16 Mart 2012 Cuma


Neredeyse bir hafta olmuştu konuşmayalı. Aralarda arayıp sesini duyurmasaydı kim bilir hangi hastanelerde olacaktı. Sanki onunla konuşmadığı her an bir iç isyan yaşıyordu. Kalbi isyan ediyor onsuzluğa. Boşluğa bırakılmış küçük bir kağıt parçası gibi hissediyordu. Yavaş yavaş aşağılara doğru süzülen bir parça.

Az kalmıştı aslında. Her an gelebilirdi, her an görebilirdi onu. Dakikaları sayıyordu sabırsızlıkla. Tabi bu arada kaç tane sigara içti hatırlamıyordu bile. Önemi yoktu onun için içilen sigaraların. Sigara demişken; bir tane daha sigara çıkardı paketinden. Onun verdiği çakmakla yaktı. O çakmağı her kullandığında sanki çıkan alev Sıpa’sının suretinde oluyordu. Ne de tatlı bir görüntüydü o.
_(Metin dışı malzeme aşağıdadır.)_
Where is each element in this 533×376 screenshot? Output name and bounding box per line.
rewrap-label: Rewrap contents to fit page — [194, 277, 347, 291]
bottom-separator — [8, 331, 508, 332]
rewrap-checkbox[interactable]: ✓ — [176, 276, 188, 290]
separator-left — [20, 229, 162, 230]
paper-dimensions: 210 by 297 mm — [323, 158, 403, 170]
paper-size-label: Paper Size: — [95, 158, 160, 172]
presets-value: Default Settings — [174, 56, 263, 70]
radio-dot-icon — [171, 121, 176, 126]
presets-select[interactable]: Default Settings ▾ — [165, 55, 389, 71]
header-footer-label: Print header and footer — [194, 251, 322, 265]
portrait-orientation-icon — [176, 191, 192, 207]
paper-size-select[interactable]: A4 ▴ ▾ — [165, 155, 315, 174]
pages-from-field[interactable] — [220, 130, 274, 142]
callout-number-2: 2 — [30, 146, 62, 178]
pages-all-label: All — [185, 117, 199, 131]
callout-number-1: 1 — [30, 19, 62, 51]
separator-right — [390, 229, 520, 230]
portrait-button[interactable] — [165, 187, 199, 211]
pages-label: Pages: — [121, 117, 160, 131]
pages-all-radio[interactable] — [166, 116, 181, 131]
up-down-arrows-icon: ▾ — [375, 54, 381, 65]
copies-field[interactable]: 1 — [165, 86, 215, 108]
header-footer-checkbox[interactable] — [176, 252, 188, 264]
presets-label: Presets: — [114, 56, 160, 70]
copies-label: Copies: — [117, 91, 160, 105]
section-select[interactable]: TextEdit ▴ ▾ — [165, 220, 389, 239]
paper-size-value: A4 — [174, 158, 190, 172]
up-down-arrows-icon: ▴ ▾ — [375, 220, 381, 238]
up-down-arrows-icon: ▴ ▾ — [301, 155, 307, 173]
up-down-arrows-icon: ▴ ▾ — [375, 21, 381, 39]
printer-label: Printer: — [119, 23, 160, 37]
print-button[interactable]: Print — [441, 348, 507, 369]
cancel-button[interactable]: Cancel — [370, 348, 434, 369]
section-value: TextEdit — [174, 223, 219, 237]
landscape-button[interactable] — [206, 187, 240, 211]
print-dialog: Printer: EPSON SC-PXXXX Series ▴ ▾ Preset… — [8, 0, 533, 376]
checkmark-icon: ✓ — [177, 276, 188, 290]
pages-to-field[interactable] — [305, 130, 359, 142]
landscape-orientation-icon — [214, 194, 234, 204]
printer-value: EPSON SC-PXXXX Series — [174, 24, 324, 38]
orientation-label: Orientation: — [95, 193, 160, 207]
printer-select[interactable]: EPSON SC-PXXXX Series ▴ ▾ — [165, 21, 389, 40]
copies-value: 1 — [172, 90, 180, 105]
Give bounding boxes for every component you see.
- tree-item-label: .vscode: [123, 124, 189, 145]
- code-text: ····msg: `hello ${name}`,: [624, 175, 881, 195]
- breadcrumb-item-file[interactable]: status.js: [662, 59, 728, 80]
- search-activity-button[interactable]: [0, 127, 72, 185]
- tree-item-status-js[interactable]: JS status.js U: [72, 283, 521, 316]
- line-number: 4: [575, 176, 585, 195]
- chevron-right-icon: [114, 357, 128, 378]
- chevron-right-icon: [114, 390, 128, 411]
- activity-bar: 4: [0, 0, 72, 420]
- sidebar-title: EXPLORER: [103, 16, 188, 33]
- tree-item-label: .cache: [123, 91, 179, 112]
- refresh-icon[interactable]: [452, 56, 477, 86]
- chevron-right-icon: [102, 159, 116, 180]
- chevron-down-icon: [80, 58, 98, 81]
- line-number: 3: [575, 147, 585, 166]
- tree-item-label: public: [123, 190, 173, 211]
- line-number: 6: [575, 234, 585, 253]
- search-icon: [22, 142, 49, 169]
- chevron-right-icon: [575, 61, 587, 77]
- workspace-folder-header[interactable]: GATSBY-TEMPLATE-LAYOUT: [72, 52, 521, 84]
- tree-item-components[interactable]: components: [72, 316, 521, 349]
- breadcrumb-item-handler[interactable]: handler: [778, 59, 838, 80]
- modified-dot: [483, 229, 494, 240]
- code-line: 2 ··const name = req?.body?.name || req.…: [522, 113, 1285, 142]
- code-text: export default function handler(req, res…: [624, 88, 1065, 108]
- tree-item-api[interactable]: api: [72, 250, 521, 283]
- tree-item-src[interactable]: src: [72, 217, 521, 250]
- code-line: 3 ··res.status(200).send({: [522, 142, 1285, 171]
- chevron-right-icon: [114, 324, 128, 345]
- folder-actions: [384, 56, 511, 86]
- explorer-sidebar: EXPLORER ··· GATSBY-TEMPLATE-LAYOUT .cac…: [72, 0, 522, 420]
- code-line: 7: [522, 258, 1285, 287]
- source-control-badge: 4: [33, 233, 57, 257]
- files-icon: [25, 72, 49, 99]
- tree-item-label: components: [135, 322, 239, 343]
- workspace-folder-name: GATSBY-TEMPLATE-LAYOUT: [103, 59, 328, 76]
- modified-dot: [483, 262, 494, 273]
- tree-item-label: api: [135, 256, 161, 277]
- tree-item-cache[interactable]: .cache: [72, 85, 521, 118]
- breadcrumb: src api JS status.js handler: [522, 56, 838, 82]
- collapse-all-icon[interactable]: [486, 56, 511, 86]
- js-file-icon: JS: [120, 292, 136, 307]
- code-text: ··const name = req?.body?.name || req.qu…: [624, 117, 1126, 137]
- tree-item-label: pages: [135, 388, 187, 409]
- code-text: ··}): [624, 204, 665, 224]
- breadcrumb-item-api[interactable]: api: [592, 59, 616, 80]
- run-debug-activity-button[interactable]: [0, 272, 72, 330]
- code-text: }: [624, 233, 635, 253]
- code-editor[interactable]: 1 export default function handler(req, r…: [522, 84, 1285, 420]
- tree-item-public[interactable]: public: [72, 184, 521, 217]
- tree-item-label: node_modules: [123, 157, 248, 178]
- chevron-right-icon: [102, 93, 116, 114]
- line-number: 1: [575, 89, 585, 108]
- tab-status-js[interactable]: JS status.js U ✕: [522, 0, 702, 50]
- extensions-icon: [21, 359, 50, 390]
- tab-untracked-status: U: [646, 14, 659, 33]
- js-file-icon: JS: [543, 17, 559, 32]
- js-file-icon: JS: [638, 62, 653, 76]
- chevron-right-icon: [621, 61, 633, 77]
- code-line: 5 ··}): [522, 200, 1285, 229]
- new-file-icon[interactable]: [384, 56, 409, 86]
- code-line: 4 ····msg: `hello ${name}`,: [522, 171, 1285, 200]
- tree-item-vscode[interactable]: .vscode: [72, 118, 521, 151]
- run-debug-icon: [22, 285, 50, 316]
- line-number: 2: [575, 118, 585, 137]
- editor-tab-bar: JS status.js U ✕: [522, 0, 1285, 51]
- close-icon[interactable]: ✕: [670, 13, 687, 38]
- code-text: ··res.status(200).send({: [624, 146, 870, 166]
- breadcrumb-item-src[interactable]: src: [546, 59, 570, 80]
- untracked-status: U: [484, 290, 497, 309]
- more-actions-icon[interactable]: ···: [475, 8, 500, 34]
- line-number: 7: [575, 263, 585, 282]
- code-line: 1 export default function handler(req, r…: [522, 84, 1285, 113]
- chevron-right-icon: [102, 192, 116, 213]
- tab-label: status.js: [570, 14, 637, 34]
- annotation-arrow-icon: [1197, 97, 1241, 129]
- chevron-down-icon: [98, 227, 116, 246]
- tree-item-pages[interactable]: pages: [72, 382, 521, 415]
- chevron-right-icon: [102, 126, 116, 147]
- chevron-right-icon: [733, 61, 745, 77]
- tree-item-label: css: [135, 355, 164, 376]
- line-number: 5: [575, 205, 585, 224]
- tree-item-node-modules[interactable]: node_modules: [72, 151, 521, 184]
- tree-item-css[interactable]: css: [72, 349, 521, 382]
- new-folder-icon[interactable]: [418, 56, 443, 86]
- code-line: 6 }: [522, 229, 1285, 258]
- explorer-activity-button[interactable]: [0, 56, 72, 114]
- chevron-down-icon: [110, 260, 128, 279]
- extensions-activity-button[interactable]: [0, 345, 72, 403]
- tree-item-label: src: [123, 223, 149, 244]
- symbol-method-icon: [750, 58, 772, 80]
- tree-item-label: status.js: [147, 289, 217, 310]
Saatlerce izleyebilirdi ancak kapattı ve cebine koydu çakmağını. Hüzün ve heyecanla karışık bir şekilde bir nefes aldı sigarasından.

Tüm haftası gri geçmişti. Öyle ki gökyüzü onun hüznüne ortak oluyormuşçasına kara bulutlarla kapatmıştı kendini. Ağaçlar sanki ona ayak uydurmak istercesine yapraklarını bırakıyorlar, yalnız kalıyorlardı. Onlar da üşüyordu. Belki biraz sitemi vardı ancak bunu dile getirecek gücü yoktu bile. Önemli olan tek şey onu görmekti şu anda. Sıpa’sına olan özlemini biraz olsun gidermekti onemli olan.

Öylesine özlemişti ki bütün bir hafta boyunca gönderdiği hikayeyi okumuştu. Tekrar, tekrar ve tekrar okudukça her seferinde bir başka aşık olmuştu. Ve bir zamanlar sitem dolu olduğu “özlem” duygusuna şimdi minnettardı.  Çünkü Sıpa’nın yazdığı son cümle aklına kazınmıştı. “Ve onu öylesine seviyordu ki… Onu özlemeye dahi aşıktı. Çünkü özlem, o kokuyordu.”